The structure of the ZU5 domain of ankyrin helps understand general features of this domain. (A) The ribbon diagram shows the ankyrin ZU5 domain (ZU5-ANK). The region corresponding to the canonical ZU5 region is shown in blue, whereas the last 55 amino acids forming this domain are shown in red. The diagram illustrates that 2 of the β strands in the β-sheet core come from residues lying outside the ZU5 consensus region, suggesting that the ZU5 consensus may extend beyond the canonical boundaries. (B) The ribbon diagram shows the functional mutants of ankyrin that map to the ZU5-ANK structure. The mutants are mostly found on the surface of a single face of the molecule.
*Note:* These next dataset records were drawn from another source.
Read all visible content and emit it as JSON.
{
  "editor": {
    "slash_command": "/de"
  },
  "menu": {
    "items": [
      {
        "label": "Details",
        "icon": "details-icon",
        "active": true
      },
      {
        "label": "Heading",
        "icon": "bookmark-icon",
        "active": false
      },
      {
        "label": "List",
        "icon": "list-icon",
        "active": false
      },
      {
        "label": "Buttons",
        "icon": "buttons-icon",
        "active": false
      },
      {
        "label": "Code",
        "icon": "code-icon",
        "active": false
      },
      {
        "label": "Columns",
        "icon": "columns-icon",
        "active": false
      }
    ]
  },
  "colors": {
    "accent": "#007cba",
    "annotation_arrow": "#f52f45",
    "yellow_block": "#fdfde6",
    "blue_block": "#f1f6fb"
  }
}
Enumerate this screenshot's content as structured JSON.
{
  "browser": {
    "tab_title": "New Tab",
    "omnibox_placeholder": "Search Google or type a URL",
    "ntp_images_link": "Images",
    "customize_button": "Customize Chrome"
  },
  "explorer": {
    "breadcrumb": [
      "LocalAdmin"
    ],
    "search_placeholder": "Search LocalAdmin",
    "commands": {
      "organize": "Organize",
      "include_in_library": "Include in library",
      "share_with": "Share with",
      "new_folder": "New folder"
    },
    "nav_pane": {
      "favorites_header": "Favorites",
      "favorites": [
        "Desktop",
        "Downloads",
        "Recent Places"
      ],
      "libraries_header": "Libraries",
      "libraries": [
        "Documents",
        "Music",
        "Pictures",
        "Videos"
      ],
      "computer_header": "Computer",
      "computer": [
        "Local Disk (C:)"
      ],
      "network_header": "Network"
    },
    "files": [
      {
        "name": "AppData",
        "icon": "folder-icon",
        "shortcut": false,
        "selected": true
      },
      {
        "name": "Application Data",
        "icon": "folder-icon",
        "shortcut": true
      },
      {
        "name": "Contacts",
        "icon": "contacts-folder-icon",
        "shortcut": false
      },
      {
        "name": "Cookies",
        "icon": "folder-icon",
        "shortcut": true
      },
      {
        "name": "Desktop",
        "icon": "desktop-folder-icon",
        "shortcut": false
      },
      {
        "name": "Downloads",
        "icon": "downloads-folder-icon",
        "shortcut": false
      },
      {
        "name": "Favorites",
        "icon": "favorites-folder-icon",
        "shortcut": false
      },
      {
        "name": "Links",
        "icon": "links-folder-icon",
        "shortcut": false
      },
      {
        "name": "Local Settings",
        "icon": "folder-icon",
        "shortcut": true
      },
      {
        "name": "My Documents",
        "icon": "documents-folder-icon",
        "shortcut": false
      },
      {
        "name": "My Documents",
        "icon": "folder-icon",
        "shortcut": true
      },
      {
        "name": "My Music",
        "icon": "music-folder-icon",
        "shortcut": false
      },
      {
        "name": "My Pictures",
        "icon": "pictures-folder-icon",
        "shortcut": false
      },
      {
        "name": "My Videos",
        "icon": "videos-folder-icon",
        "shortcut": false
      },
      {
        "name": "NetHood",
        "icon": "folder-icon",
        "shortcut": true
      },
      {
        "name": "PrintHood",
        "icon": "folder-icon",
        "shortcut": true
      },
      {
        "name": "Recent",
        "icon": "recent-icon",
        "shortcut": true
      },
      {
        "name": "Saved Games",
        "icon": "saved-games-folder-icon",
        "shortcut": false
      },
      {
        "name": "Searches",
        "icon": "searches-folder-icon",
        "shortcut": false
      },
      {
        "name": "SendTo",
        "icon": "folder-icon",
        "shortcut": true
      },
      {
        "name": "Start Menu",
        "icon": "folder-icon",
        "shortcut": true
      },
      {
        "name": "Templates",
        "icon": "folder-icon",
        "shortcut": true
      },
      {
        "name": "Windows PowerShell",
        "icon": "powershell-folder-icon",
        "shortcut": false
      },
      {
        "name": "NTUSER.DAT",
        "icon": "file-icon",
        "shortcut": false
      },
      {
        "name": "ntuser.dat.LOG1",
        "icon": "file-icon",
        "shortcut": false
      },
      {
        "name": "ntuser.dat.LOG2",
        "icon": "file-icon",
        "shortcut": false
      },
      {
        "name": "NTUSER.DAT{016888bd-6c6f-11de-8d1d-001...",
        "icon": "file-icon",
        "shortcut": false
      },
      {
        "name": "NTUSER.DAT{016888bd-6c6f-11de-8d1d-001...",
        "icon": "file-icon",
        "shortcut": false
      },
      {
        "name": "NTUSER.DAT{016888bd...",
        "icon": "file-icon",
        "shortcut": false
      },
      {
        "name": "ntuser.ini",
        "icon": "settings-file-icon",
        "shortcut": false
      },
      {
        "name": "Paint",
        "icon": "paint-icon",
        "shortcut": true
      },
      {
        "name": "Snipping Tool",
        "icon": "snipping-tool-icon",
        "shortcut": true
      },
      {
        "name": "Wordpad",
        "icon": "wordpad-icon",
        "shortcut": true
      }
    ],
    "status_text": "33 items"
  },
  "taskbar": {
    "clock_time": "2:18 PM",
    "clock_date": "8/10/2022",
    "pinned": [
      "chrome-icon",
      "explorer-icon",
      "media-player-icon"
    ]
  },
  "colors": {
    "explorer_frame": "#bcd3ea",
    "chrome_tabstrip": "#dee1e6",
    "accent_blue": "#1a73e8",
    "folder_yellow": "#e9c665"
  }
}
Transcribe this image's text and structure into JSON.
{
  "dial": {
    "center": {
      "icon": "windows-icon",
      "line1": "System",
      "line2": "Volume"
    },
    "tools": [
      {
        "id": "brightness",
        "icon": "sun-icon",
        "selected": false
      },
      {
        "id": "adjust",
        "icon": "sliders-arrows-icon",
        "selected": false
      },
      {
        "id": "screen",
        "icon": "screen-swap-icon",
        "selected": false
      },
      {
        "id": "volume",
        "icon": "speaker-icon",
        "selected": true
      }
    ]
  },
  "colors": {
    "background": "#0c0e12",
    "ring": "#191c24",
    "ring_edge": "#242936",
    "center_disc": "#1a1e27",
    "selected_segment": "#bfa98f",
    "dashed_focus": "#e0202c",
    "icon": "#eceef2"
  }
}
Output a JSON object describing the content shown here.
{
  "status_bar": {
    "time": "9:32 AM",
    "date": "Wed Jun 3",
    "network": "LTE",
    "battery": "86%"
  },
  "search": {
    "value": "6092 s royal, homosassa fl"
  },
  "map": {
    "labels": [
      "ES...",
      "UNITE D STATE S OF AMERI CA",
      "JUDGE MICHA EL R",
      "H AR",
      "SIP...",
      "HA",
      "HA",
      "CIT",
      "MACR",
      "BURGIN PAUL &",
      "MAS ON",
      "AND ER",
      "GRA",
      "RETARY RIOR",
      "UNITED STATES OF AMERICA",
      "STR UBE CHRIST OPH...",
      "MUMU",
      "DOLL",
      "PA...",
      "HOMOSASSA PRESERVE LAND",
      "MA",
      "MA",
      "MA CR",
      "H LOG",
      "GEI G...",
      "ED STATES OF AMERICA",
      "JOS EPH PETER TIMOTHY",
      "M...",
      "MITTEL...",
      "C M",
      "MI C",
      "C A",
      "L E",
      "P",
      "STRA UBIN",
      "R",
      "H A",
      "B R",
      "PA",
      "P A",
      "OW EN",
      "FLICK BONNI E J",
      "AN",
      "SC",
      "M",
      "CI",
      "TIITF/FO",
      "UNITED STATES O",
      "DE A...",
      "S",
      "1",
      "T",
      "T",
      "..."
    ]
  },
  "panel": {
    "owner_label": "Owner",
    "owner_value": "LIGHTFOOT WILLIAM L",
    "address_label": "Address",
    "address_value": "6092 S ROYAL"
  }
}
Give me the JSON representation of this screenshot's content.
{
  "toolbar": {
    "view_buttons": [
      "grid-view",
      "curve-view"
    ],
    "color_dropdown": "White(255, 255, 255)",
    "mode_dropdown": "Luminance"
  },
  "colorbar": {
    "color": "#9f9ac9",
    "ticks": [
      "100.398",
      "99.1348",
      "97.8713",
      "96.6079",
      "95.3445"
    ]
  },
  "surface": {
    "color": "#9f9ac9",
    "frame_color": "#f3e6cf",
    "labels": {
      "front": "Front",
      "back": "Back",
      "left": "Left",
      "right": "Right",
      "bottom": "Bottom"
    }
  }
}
One of the mutations was mapped from an ankyrin variant implicated in hereditary spherocytosis and corresponds to L1046P, whereas other are functional mutants (DAR920AAA, A945P, ESY1026AAA, EE1044AA, KR1049AA) mapped from mutagenesis studies in other ankyrin isoforms that impair spectrin-binding activity in cell culture. Only the side chains of these mutants are shown (ball-and-stick). (C) Sequence alignment of human ankyrin R and 4 other ZU5 domain-containing proteins: Caenorhabditis elegans UNC-44, human netrin receptor, C elegans UNC-5, and human zona occludens-1. In correspondence with the color coding in panel A, the ZU5 domain is boxed blue whereas approximately 50 residues C-terminal to each protein's ZU5 consensus region (when available) are boxed in orange. Secondary structure assignments based on the structure of ZU5-ANK are provided above the sequence alignment as in Figure 3B. Residues printed in red indicate the locations of the functional mutants depicted in panel B. Individually boxed residues denote sites of universal (blue) or high (green) conservation among the presented sequences.